Notre Dame QuarkNet Center


The University of Notre Dame QuarkNet Center is an educational program sponsored by the National Science Foundation (NSF) and the Department of Energy (DOE) whose aim is to support science education in schools by establishing a nationwide network of science teachers. It provides opportunities for teachers to learn firsthand about cutting-edge physics research at universities and establish mentoring relationships with physicists at universities and national laboratories.

Summer Research is the cornerstone of the Notre Dame QuarkNet program. In 2013, 17 teachers, 16 students, and 5 mentors worked on 9 different projects, including investigations into new scintillators, presentation of particle physics in the Notre Dame Digital Visual Theater (DVT), investigations using the CMS e-Lab, Project Gamma Ray Astrophysics at Notre Dame, and cosmic ray studies. 

Master Class

The master class, started in Europe, is a main educational activity of the European Particle Physics Outreach Group and QuarkNet manages the project in the United States. The goal of the master class is to bring particle physics data to students, make measurements, and learn how physicists conduct their work.

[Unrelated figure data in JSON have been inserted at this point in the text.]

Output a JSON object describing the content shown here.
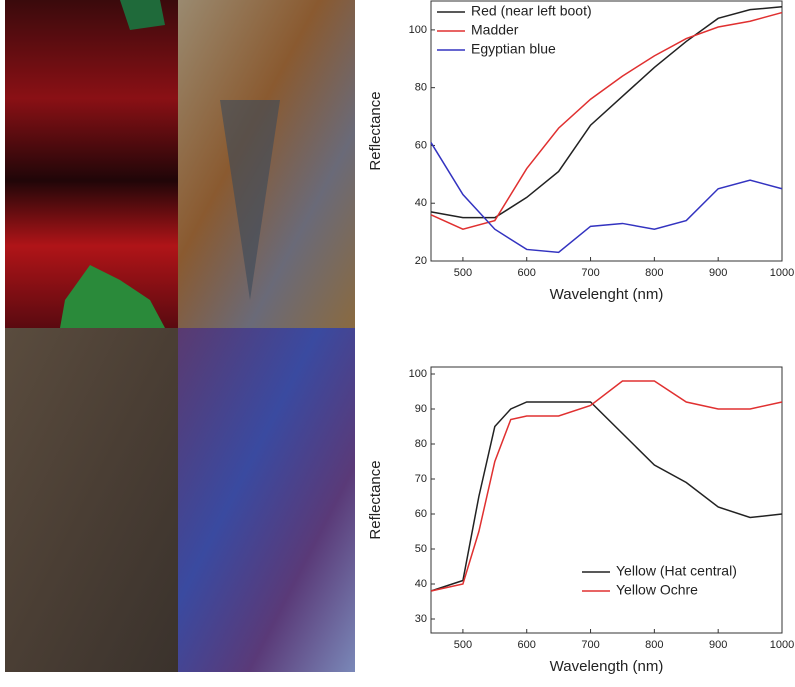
{
  "chart_data": [
    {
      "type": "line",
      "x_label": "Wavelenght (nm)",
      "y_label": "Reflectance",
      "x": [
        450,
        500,
        550,
        600,
        650,
        700,
        750,
        800,
        850,
        900,
        950,
        1000
      ],
      "xlim": [
        450,
        1000
      ],
      "xticks": [
        500,
        600,
        700,
        800,
        900,
        1000
      ],
      "ylim": [
        20,
        110
      ],
      "yticks": [
        20,
        40,
        60,
        80,
        100
      ],
      "legend": "upper left",
      "series": [
        {
          "name": "Red (near left boot)",
          "color": "#222222",
          "values": [
            37,
            35,
            35,
            42,
            51,
            67,
            77,
            87,
            96,
            104,
            107,
            108
          ]
        },
        {
          "name": "Madder",
          "color": "#e03030",
          "values": [
            36,
            31,
            34,
            52,
            66,
            76,
            84,
            91,
            97,
            101,
            103,
            106
          ]
        },
        {
          "name": "Egyptian blue",
          "color": "#3333c0",
          "values": [
            61,
            43,
            31,
            24,
            23,
            32,
            33,
            31,
            34,
            45,
            48,
            45
          ]
        }
      ]
    },
    {
      "type": "line",
      "x_label": "Wavelength (nm)",
      "y_label": "Reflectance",
      "x": [
        450,
        500,
        525,
        550,
        575,
        600,
        650,
        700,
        750,
        800,
        850,
        900,
        950,
        1000
      ],
      "xlim": [
        450,
        1000
      ],
      "xticks": [
        500,
        600,
        700,
        800,
        900,
        1000
      ],
      "ylim": [
        26,
        102
      ],
      "yticks": [
        30,
        40,
        50,
        60,
        70,
        80,
        90,
        100
      ],
      "legend": "lower right",
      "series": [
        {
          "name": "Yellow (Hat central)",
          "color": "#222222",
          "values": [
            38,
            41,
            65,
            85,
            90,
            92,
            92,
            92,
            83,
            74,
            69,
            62,
            59,
            60
          ]
        },
        {
          "name": "Yellow Ochre",
          "color": "#e03030",
          "values": [
            38,
            40,
            55,
            75,
            87,
            88,
            88,
            91,
            98,
            98,
            92,
            90,
            90,
            92
          ]
        }
      ]
    }
  ]
}
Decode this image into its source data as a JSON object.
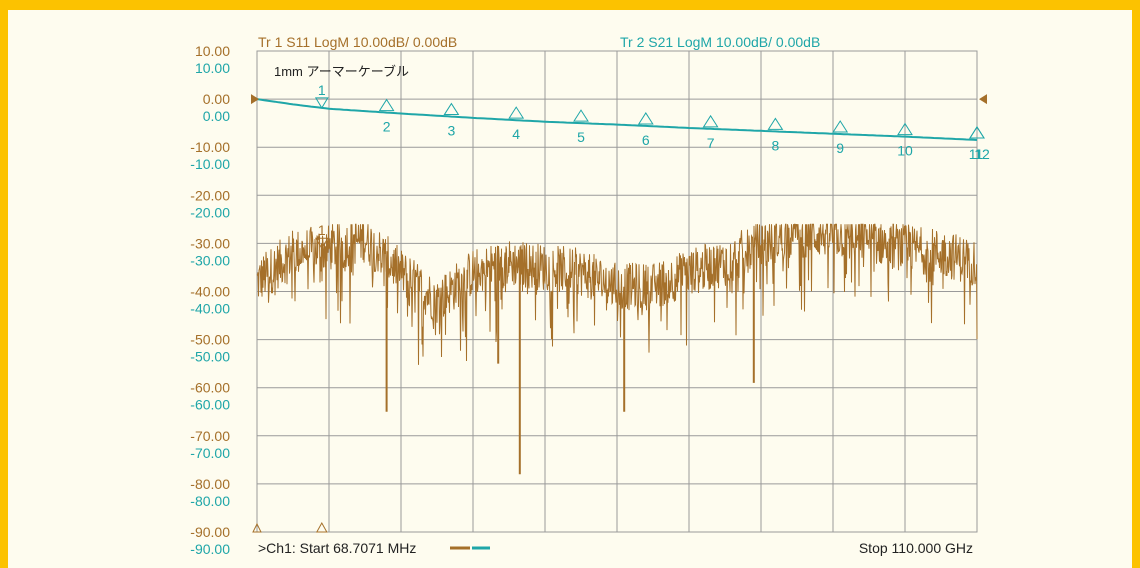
{
  "colors": {
    "trace1": "#a5702a",
    "trace2": "#1fa6a8",
    "grid": "#9a9a9a",
    "background": "#fefcef",
    "border": "#fcc200"
  },
  "header": {
    "tr1_label": "Tr  1   S11 LogM 10.00dB/  0.00dB",
    "tr2_label": "Tr  2   S21 LogM 10.00dB/  0.00dB"
  },
  "annotation": "1mm アーマーケーブル",
  "footer": {
    "start_label": ">Ch1:  Start   68.7071 MHz",
    "stop_label": "Stop  110.000 GHz"
  },
  "chart_data": {
    "type": "line",
    "x_start_mhz": 68.7071,
    "x_stop_ghz": 110.0,
    "divisions_x": 10,
    "ylim": [
      -90,
      10
    ],
    "ytick_values": [
      10,
      0,
      -10,
      -20,
      -30,
      -40,
      -50,
      -60,
      -70,
      -80,
      -90
    ],
    "ytick_labels_tr1": [
      "10.00",
      "0.00",
      "-10.00",
      "-20.00",
      "-30.00",
      "-40.00",
      "-50.00",
      "-60.00",
      "-70.00",
      "-80.00",
      "-90.00"
    ],
    "ytick_labels_tr2": [
      "10.00",
      "0.00",
      "-10.00",
      "-20.00",
      "-30.00",
      "-40.00",
      "-50.00",
      "-60.00",
      "-70.00",
      "-80.00",
      "-90.00"
    ],
    "grid": true,
    "series": [
      {
        "name": "S11",
        "scale": "LogM 10.00dB/ 0.00dB",
        "x_div": [
          0,
          0.5,
          1,
          1.5,
          2,
          2.5,
          3,
          3.5,
          4,
          4.5,
          5,
          5.5,
          6,
          6.5,
          7,
          7.5,
          8,
          8.5,
          9,
          9.5,
          10
        ],
        "y": [
          -38,
          -32,
          -31,
          -29,
          -36,
          -42,
          -36,
          -34,
          -35,
          -36,
          -39,
          -39,
          -36,
          -34,
          -30,
          -28,
          -28,
          -29,
          -31,
          -32,
          -34
        ],
        "spikes": [
          {
            "x_div": 1.8,
            "y": -65
          },
          {
            "x_div": 3.65,
            "y": -78
          },
          {
            "x_div": 5.1,
            "y": -65
          },
          {
            "x_div": 3.35,
            "y": -55
          },
          {
            "x_div": 6.9,
            "y": -59
          }
        ]
      },
      {
        "name": "S21",
        "scale": "LogM 10.00dB/ 0.00dB",
        "x_div": [
          0,
          0.5,
          1,
          2,
          3,
          4,
          5,
          6,
          7,
          8,
          9,
          10
        ],
        "y": [
          0,
          -1.1,
          -2,
          -3,
          -3.9,
          -4.7,
          -5.3,
          -6,
          -6.6,
          -7.2,
          -7.8,
          -8.5
        ]
      }
    ],
    "markers_tr2": [
      {
        "label": "1",
        "x_div": 0.9
      },
      {
        "label": "2",
        "x_div": 1.8
      },
      {
        "label": "3",
        "x_div": 2.7
      },
      {
        "label": "4",
        "x_div": 3.6
      },
      {
        "label": "5",
        "x_div": 4.5
      },
      {
        "label": "6",
        "x_div": 5.4
      },
      {
        "label": "7",
        "x_div": 6.3
      },
      {
        "label": "8",
        "x_div": 7.2
      },
      {
        "label": "9",
        "x_div": 8.1
      },
      {
        "label": "10",
        "x_div": 9.0
      },
      {
        "label": "11",
        "x_div": 10.0
      },
      {
        "label": "12",
        "x_div": 10.0
      }
    ],
    "markers_tr1": [
      {
        "label": "1",
        "x_div": 0.9
      }
    ]
  }
}
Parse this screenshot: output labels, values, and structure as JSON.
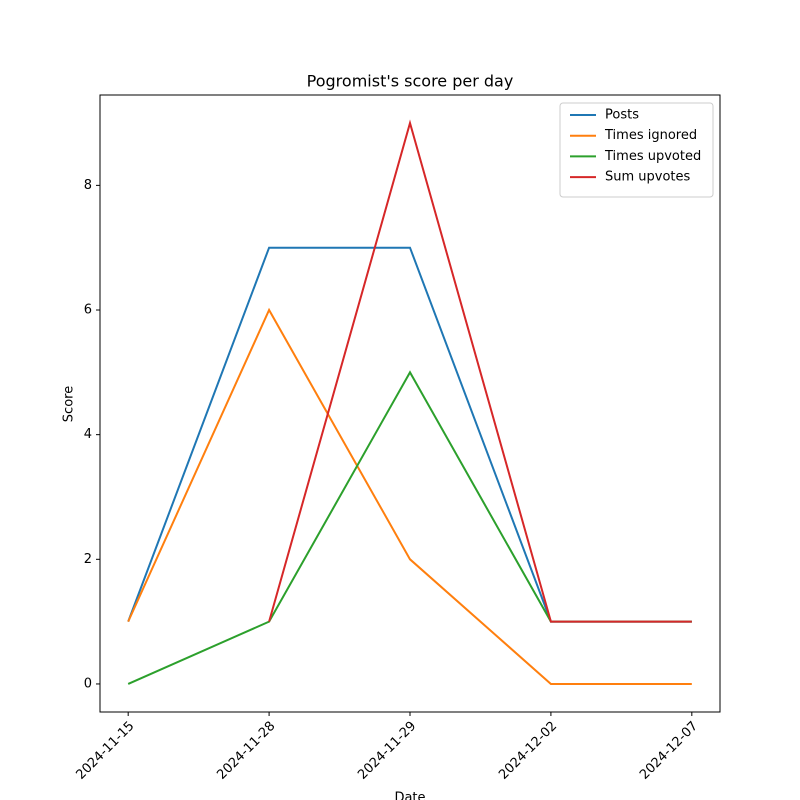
{
  "chart_data": {
    "type": "line",
    "title": "Pogromist's score per day",
    "xlabel": "Date",
    "ylabel": "Score",
    "categories": [
      "2024-11-15",
      "2024-11-28",
      "2024-11-29",
      "2024-12-02",
      "2024-12-07"
    ],
    "series": [
      {
        "name": "Posts",
        "color": "#1f77b4",
        "values": [
          1,
          7,
          7,
          1,
          1
        ]
      },
      {
        "name": "Times ignored",
        "color": "#ff7f0e",
        "values": [
          1,
          6,
          2,
          0,
          0
        ]
      },
      {
        "name": "Times upvoted",
        "color": "#2ca02c",
        "values": [
          0,
          1,
          5,
          1,
          1
        ]
      },
      {
        "name": "Sum upvotes",
        "color": "#d62728",
        "values": [
          null,
          1,
          9,
          1,
          1
        ]
      }
    ],
    "ylim": [
      -0.45,
      9.45
    ],
    "yticks": [
      0,
      2,
      4,
      6,
      8
    ],
    "legend": "upper right"
  }
}
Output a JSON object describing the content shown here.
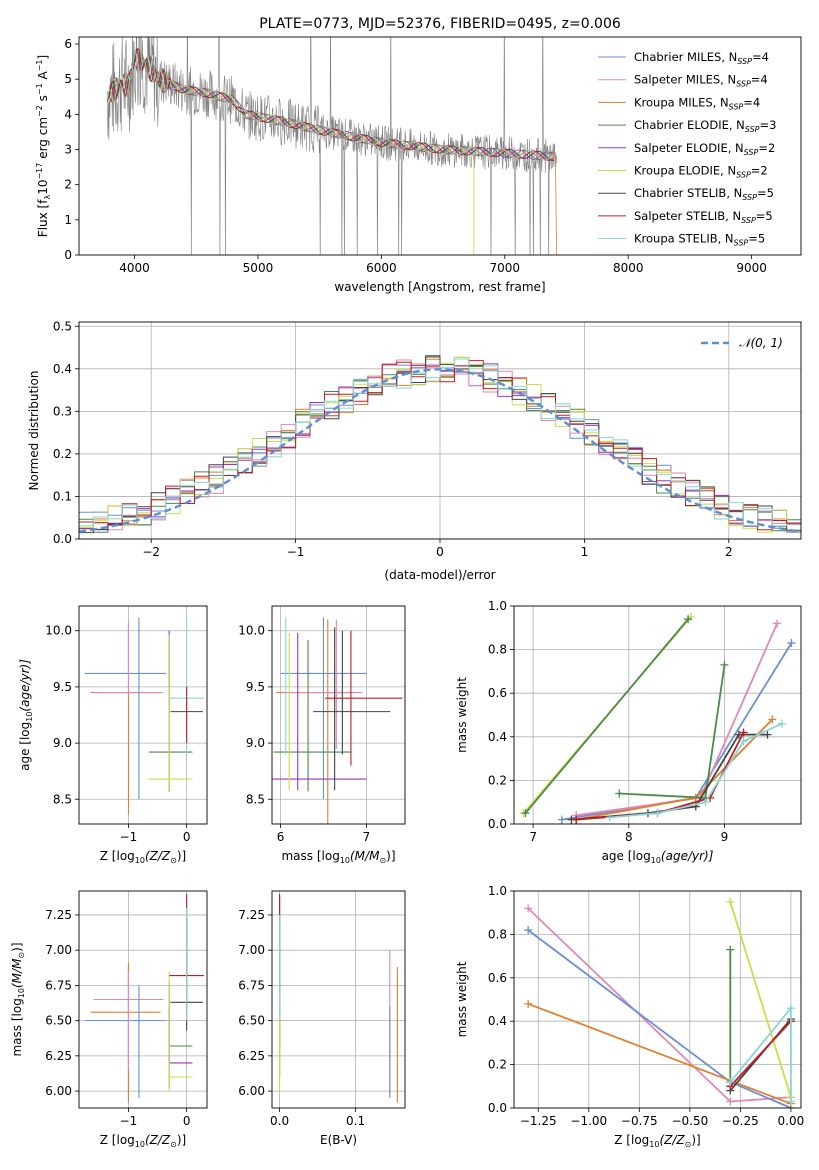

The London-based group International Innovation, a leading scientific dissemination service, recently published an article on the QuarkNet master class. "Spreading the net" has been made available courtesy of International Innovation.

The reach of the master class will continue to grow.   The QuarkNet Center recently received an $8,000 Luksic Collaboration grant from Notre Dame International  to create a partnership in particle physics education between Notre Dame and Pontifical Catholic University in Santiago, Chile. The highlight of the partnership will be an international master class, which will bring high school students from Indiana and Chile together online. Similar to typical international research collaborations, the students will join each other in a video conference at the end of each day to discuss and combine their results.